As the facts unfold about the tragedy in Virginia, let us take a moment to remember the thousands of anonymous victims of gun violence across America every year. According to the Federal Bureau of Investigation's (FBI) Uniform Crime Reports, firearms are used in 72.6 percent of homicides in America. Of these, handguns comprised 87.3 percent, killing 7,543 people in America in 2005.

Forget About Darwin . . .

. . . this Pope has doubts about Galileo:

At the end of Retrying Galileo, Finocchiaro surmises that the history of the Galileo affair is not over. Interestingly, in a speech delivered at Parma, Italy, 15 March 1990, then Cardinal Joseph Ratzinger (now Pope Benedict XVI) stated: "At the time of Galileo the Church remained much more faithful to reason than Galileo himself. The process against Galileo was reasonable and just" (3). Perhaps this portends the next story in the grand saga of the Galileo affair.

HISTORY OF SCIENCE: The Many Trials of Galileo Galilei -- Machamer 309 (5731): 58 -- Science

Voice of Freedom

Vladimir Putin's Russia might seem like an unlikely soil for one the foremost modern voices of freedom to take root, but world chess champion Garry Kasparov has transformed himself from world renowned chess player to world renowned advocate for democracy. Today in Red Square, Kasparov and some 2,000 companions faced down, and were arrested by, some 9,000 heavily armed riot police, stifling the demonstration but illustrating Kasparov's point that Russia is once again a state run by gangsters. (One of the many troubling aspects of George W. Bush's foreign policy outlook is his admiration for Russian strongman Vladimir Putin, despite (or because of?) Putin's suppression of domestic dissent.)

Kasparov discusses his program at his Committee 2008 website and as a contributor to the Wall Street Journal (subscription required).

Galileo Would Smile

Pope Says Evolution Can't Be Proven - washingtonpost.com

BERLIN -- Benedict XVI, in his first extended reflections on evolution published as pope, says that Darwin's theory cannot be finally proven and that science has unnecessarily narrowed humanity's view of creation.

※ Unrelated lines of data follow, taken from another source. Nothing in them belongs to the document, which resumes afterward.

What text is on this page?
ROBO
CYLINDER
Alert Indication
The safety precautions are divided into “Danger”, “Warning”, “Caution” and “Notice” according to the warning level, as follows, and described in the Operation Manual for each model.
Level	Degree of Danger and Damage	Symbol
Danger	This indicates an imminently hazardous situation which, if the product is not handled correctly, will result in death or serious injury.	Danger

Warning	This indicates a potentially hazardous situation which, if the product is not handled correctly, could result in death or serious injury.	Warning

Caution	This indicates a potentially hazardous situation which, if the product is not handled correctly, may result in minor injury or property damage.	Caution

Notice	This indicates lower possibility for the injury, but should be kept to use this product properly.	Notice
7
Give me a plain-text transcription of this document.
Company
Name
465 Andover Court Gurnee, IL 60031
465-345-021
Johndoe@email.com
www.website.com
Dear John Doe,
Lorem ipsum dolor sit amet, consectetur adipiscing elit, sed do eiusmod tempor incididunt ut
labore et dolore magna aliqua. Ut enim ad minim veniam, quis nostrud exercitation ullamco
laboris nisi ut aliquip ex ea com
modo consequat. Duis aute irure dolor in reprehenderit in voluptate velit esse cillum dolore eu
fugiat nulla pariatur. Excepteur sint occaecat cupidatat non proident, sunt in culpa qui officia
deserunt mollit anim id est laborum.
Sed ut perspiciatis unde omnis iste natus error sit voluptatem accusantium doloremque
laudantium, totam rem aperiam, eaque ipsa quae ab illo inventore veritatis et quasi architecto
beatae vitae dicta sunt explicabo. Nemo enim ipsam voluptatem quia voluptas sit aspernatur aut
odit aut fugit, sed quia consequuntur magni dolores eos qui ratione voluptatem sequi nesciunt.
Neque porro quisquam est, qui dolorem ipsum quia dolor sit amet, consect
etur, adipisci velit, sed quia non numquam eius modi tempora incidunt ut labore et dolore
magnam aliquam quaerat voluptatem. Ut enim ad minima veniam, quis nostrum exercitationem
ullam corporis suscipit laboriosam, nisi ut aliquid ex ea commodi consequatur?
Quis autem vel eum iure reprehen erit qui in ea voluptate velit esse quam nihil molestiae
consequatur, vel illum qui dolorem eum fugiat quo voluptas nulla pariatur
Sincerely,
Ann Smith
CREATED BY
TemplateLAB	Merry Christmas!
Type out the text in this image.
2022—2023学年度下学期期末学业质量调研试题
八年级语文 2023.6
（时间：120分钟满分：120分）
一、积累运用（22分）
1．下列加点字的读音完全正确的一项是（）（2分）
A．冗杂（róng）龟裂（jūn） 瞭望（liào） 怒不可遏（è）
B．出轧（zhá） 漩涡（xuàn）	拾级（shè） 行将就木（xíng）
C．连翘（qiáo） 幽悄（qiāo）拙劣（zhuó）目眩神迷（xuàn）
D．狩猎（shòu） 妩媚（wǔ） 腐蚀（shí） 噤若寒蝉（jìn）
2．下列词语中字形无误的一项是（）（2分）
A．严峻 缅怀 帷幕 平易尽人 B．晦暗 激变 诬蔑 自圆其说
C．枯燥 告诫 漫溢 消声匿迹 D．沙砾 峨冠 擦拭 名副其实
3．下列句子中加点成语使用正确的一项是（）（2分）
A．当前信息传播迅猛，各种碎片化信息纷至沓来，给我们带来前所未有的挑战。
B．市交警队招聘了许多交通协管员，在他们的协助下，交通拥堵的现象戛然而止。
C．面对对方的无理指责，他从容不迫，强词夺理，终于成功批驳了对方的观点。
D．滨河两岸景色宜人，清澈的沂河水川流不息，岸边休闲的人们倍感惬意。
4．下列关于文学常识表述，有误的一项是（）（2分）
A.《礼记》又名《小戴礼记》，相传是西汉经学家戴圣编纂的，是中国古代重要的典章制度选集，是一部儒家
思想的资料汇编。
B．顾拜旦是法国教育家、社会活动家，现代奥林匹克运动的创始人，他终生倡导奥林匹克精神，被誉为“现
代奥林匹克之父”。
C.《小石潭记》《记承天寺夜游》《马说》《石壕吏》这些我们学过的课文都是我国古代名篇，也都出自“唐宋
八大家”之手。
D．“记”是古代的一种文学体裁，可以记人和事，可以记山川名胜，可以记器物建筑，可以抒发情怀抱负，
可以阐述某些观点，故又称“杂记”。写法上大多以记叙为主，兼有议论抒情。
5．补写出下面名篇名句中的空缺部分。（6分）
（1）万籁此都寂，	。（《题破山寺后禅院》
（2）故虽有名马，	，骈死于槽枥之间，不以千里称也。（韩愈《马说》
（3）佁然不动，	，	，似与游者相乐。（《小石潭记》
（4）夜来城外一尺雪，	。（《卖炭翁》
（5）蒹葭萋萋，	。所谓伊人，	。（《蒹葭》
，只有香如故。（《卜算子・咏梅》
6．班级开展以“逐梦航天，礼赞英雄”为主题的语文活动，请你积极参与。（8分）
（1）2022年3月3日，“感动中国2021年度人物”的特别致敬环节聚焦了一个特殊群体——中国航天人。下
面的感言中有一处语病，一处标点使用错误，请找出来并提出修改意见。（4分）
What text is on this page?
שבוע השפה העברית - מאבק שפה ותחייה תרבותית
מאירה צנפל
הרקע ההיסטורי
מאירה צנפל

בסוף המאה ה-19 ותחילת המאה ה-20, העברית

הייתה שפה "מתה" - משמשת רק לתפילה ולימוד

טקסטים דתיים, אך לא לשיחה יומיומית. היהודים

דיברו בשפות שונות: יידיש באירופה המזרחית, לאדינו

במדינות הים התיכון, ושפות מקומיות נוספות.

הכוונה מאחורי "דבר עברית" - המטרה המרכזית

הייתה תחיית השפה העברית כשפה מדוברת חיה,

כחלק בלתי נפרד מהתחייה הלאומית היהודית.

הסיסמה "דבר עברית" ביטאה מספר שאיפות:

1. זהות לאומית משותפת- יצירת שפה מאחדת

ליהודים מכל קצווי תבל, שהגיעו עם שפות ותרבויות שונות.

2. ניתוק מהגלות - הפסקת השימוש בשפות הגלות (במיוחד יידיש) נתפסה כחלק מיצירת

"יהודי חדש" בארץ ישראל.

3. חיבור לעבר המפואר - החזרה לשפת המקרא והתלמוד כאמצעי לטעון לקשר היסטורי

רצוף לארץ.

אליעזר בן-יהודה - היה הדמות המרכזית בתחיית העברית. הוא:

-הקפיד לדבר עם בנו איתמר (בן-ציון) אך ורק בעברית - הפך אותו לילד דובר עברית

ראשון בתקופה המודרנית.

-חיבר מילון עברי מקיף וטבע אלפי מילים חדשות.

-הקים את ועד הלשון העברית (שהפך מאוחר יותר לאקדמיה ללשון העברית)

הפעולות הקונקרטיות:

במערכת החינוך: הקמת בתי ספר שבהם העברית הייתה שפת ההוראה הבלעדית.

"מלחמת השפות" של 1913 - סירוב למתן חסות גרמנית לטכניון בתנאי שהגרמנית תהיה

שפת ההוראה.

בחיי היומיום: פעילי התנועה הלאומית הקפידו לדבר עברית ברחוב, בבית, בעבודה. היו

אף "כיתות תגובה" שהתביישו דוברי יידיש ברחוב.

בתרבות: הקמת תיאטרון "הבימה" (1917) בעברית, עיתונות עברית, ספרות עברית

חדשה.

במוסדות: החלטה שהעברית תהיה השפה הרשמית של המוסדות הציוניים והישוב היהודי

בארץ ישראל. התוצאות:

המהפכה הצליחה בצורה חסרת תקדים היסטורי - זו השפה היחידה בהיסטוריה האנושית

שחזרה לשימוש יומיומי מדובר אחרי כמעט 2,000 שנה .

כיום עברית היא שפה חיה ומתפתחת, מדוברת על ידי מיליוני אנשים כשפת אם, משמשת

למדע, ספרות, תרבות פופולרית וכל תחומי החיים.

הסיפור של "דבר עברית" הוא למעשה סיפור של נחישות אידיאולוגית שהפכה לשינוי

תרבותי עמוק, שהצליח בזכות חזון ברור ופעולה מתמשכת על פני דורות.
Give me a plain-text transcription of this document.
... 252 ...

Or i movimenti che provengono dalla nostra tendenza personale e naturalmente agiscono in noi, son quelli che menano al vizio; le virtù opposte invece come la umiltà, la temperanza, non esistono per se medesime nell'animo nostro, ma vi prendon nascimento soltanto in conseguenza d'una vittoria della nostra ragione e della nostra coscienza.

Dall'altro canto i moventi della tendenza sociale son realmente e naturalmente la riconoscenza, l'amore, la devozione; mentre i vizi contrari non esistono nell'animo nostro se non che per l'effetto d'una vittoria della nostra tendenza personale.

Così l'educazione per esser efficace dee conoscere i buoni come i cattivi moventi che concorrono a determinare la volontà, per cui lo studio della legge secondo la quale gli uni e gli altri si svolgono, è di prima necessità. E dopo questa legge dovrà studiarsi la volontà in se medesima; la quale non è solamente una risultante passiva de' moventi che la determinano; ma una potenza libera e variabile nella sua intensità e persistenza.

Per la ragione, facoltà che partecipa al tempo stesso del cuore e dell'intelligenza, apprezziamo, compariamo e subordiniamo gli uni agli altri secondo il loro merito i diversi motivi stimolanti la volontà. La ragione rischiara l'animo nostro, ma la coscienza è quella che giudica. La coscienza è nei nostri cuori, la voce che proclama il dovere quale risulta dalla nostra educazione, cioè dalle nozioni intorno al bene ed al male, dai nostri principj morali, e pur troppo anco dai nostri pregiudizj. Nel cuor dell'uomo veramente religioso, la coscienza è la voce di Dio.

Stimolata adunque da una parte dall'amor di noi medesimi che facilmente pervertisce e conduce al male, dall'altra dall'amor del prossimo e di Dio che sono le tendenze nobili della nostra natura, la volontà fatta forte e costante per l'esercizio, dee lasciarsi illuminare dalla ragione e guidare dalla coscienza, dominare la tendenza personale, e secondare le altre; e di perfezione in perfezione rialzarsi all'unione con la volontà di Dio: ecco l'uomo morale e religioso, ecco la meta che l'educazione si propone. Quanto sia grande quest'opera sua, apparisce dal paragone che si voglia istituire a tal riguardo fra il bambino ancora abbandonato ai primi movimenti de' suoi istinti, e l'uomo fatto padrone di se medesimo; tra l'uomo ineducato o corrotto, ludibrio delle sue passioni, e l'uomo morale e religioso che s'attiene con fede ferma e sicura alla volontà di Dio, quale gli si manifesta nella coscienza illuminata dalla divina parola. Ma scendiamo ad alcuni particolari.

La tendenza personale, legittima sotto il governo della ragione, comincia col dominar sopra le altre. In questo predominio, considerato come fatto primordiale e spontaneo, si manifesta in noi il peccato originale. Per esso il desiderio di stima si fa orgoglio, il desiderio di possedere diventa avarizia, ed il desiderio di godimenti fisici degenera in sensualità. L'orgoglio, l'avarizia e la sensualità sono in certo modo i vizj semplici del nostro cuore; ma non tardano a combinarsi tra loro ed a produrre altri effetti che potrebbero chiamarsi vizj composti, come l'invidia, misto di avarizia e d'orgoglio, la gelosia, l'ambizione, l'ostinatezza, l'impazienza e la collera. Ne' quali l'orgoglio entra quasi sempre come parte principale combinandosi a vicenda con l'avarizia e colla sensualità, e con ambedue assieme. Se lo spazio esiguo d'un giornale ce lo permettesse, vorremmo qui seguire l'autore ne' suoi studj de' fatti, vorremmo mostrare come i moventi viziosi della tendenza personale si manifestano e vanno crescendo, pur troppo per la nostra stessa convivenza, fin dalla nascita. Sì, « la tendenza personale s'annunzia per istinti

Just in case you were wondering whether the Papacy had gained in intellectual sophistication since the 17th century.

Lawyers

Lawyers (Scripting News)

Ur-blogger Dave Winer is critical of the civil justice system, and predicts that bloggers will make it more accountable:

Critics ask if blogging is a field of banality but arming citizens against big corporations is becoming an important part of our economy, and it's for the good. Today, when I tell a company that's taking unfair advantage that I have a blog, nothing happens. In a few years I don't think it'll be like that.

Mr. Winer notes that — at least today — nothing happens when he tells a company he has a blog. He might get farther by telling them he has a lawyer.